La vérité est que la liberté d’expression est indivisible, et qu’elle cesse d’exister dès qu’on lui assigne des limites.
Je ne suis pas sûr que la « liberté d’expression » soit la condition première de la libre formation des idées.
Au goulag, Soljenitsyne forme librement les siennes, sans qu’il lui soit, alors, possible de les exprimer… Elles auront toutefois une autre densité, j’oserai dire, une autre qualité, que celles qui se dégagent du bourbier de l' »opinion ». Laquelle, d’ailleurs, par sa superficialité, finit tout simplement, par se forger, très vite, une « pensée unique » qui, sans en avoir l’air, instaure, sous couvert du « principe » de la « liberté d’expression », une tyrannie nouvelle qui est, de fait, beaucoup plus totalitaire que toutes les autres…

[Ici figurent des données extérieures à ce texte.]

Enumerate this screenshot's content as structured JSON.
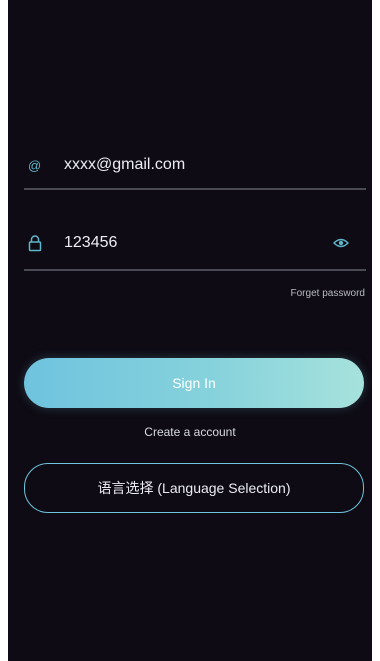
{
  "login": {
    "email_value": "xxxx@gmail.com",
    "email_icon": "@",
    "password_value": "123456",
    "forget_password_label": "Forget password",
    "sign_in_label": "Sign In",
    "create_account_label": "Create a account",
    "language_button_label": "语言选择 (Language Selection)"
  },
  "icons": {
    "email": "at-sign-icon",
    "password": "lock-icon",
    "visibility": "eye-icon"
  },
  "colors": {
    "background": "#0e0b14",
    "accent": "#6fc3de",
    "button_gradient_end": "#a6e2dc"
  }
}
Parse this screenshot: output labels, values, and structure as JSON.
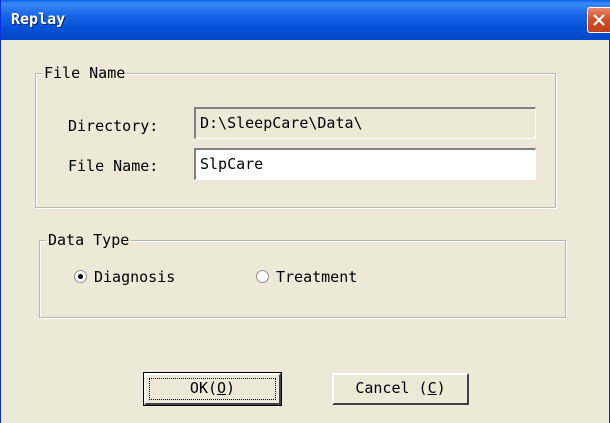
{
  "window": {
    "title": "Replay"
  },
  "file_group": {
    "legend": "File Name",
    "directory_label": "Directory:",
    "directory_value": "D:\\SleepCare\\Data\\",
    "filename_label": "File Name:",
    "filename_value": "SlpCare"
  },
  "type_group": {
    "legend": "Data Type",
    "options": [
      {
        "label": "Diagnosis",
        "selected": true
      },
      {
        "label": "Treatment",
        "selected": false
      }
    ]
  },
  "buttons": {
    "ok_prefix": "OK(",
    "ok_mnemonic": "O",
    "ok_suffix": ")",
    "cancel_prefix": "Cancel (",
    "cancel_mnemonic": "C",
    "cancel_suffix": ")"
  },
  "colors": {
    "titlebar": "#0552d8",
    "face": "#ece9d8",
    "close": "#d5502c"
  }
}
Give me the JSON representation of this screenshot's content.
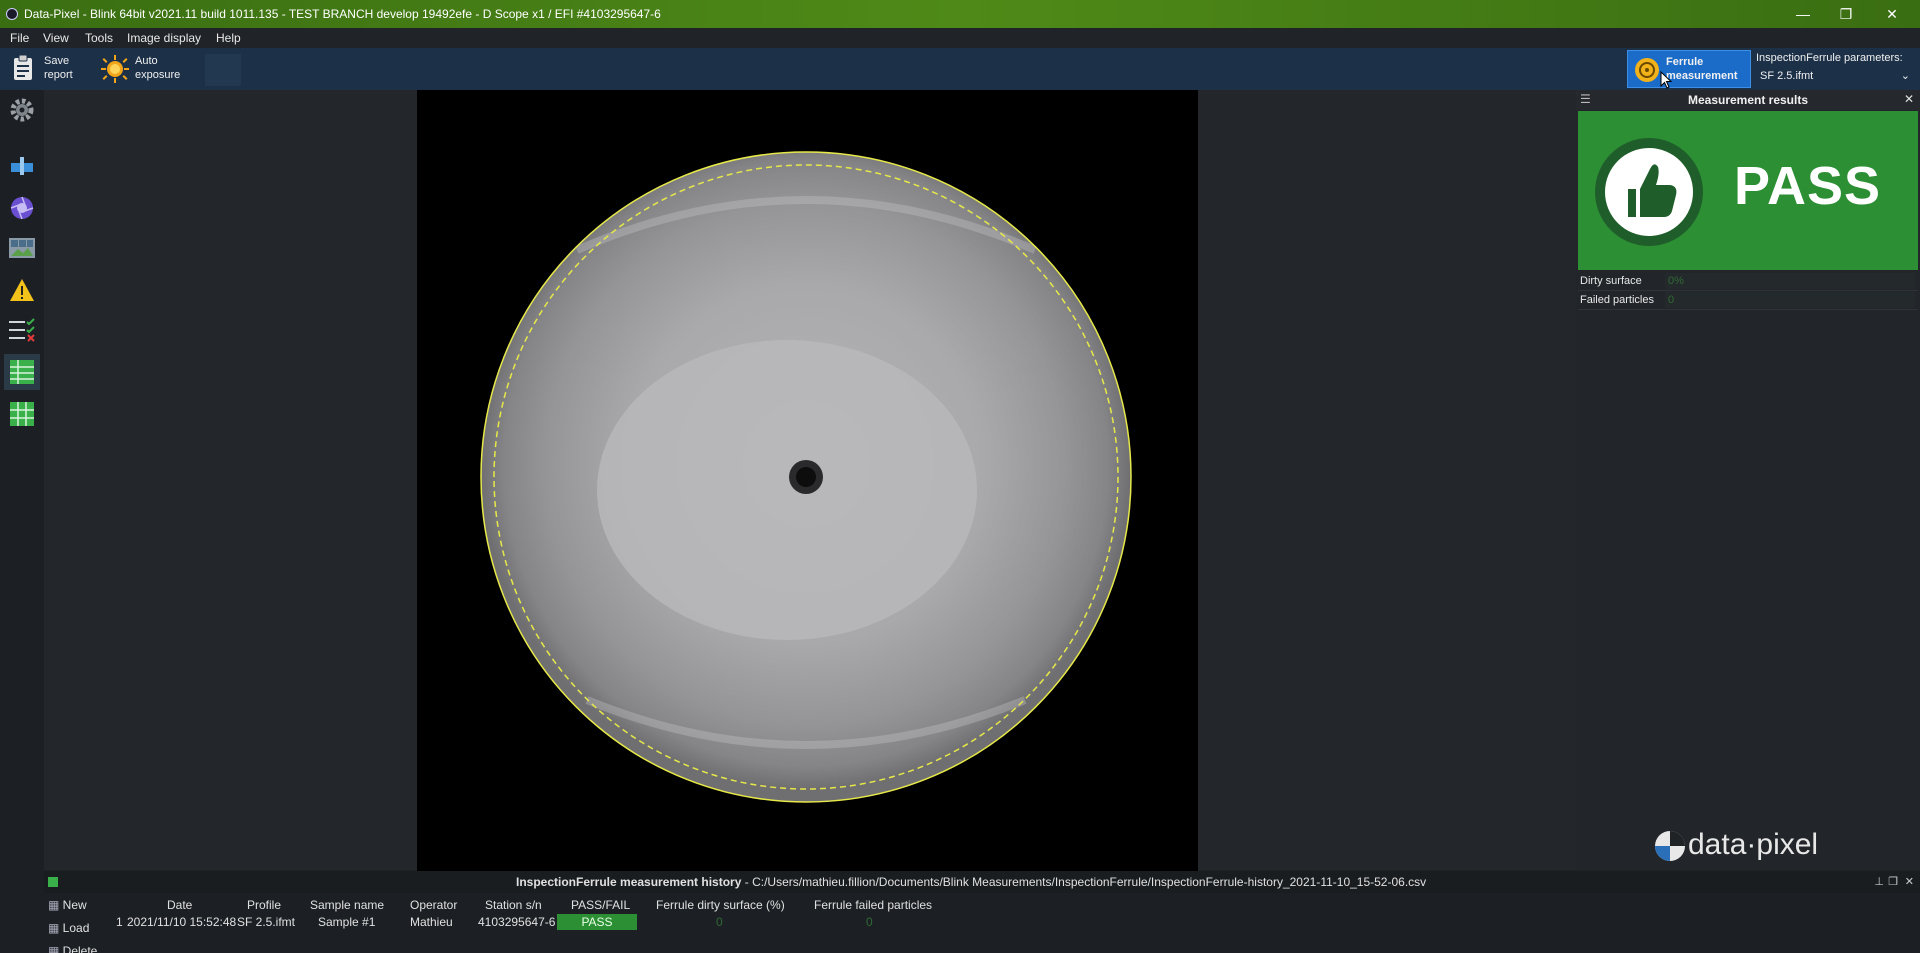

On excusera peut-être ces « pensées » iconoclastes. En tout cas, on devra bien les tolérer si même « les opinions les plus choquantes, les plus offensantes, voire les plus inexactes ou les plus absurdes » doivent pouvoir s’esprimer, sans limites …
Il faudrait déterminer si la première fonction de l’homme est de « penser », de s' »exprimer », de « proclamer » sa « liberté » comme un « droit » et toutes sortes d’autres « principes » » abstraits et « universels » ou plutôt d’accomplir sa destinée, sa vie d’homme, au sein de la communauté historique où sa naissance l’a placé…
Luc Ferry vient de publier un livre sur les grands mythes grecs pour montrer que la sagesse supérieure consisterait à vouloir vivre selon l’ordre du monde, à s’y vouloir le plus conforme possible ..
La pensée spéculative n’est pas interdite… Mais, je trouve douteux qu’elle puisse être valablement à la portée de n’importe qui.
Vivre sa vie d’homme en se conformant à l’ordre du monde, sans vouloir le changer est une pensée séduisante mais également spéculative et surtout politiquement incorrecte.
Attention, la pensée unique bras armé du nouvel ordre moral, disqualifie comme utopie dangereuse ou pensée mauvaise tout projet s’écartant de la norme dominante.
Tout le système est ordonné à la célébration de l’existant, implicitement posé comme le meilleur (ou le moins mauvais) des mondes possibles, voire comme le seul monde possible.
Lequel? C’est encore et toujours « l’idéologie du progrès » issu des Lumières, version profane de la vieille foi messianique dans la marche irrésistible de l’histoire vers un monde meilleur qui est à l’oeuvre.